Trotz aller gegenteiligen Ratschläge der Fachleute übe die Mutter massiven Leistungsdruck bis hin zu körperlichen Übergriffen auf die Tochter aus. Diese sei permanent überfordert, traurig, verzweifelt, ohne jegliche Lebenslust und habe bereits Suizidgedanken geäußert. Die Mutter sei nicht bereit oder in der Lage, ihre eigene Sichtweise zu überdenken. Die angebotenen Hilfestellungen habe sie alle abgelehnt oder abgebrochen. Damit habe sie gezeigt, dass sie nicht ansatzweise in der Lage sei, die Bedürfnisse und Fähigkeiten ihres Kinds zu erkennen und entsprechend zu handeln. Zudem könne sie die Empfehlungen von Fachkräften nicht annehmen, reflektieren und umsetzen.

Die Frau wandte sich an das Bundesverfassungsgericht. Das Gericht nahm ihre Verfassungsbeschwerde jedoch nicht zur Entscheidung an: Die Richter schlossen sich der Argumentation des Oberlandesgerichts an. Diese sei verfassungsrechtlich nicht zu beanstanden.

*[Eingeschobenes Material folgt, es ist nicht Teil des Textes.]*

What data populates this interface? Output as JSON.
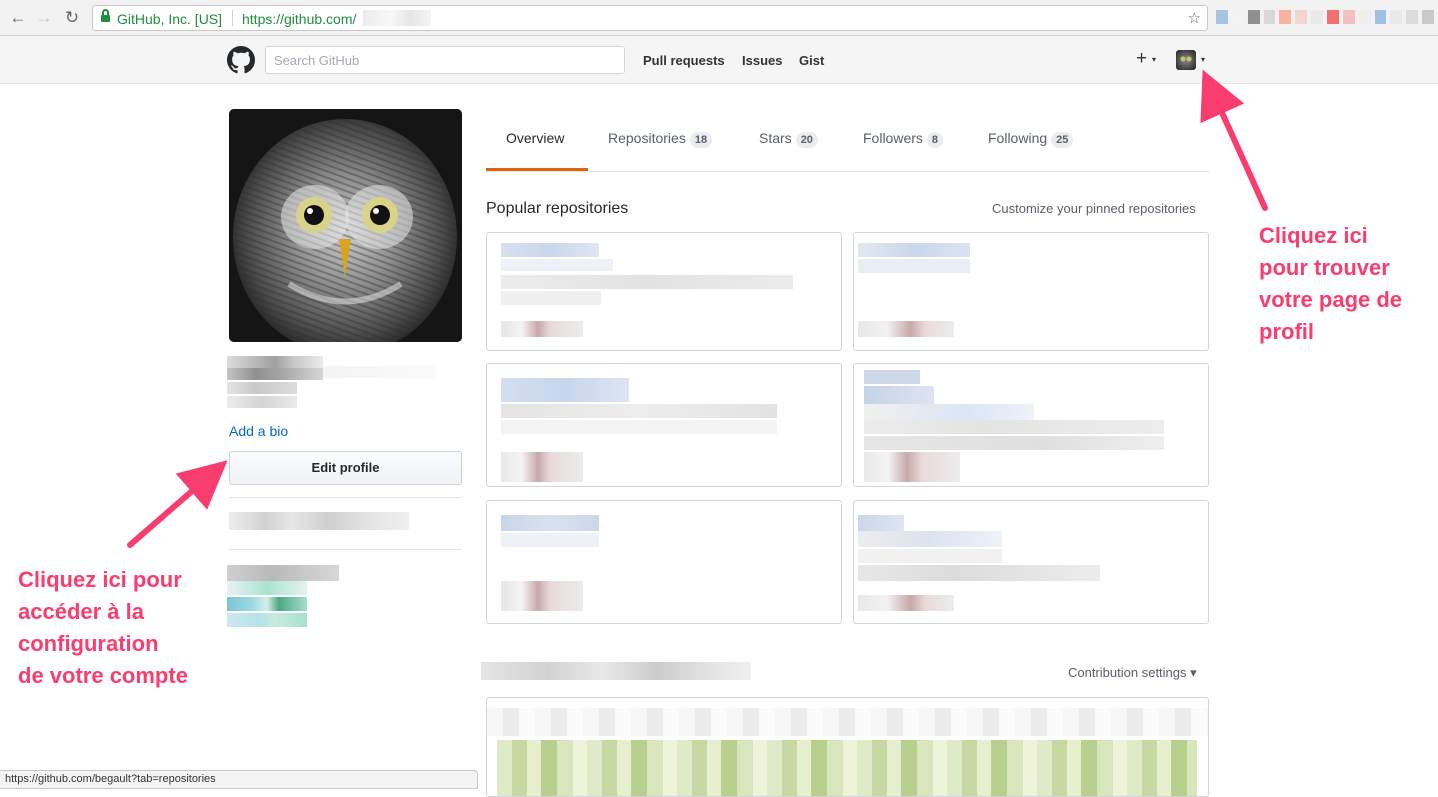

Körperliches und seelisches Wohl durch Verhalten der Mutter gefährdet
Die Kindeswohlgefährdung resultiere gerade nicht vornehmlich aus den Beeinträchtigungen der Tochter, sondern wesentlich aus dem Verhalten der Mutter. Ihr Verhalten verhindere, dass ihre Tochter Förderung, Unterstützung und einen zieldifferenten Unterricht erhalten könne.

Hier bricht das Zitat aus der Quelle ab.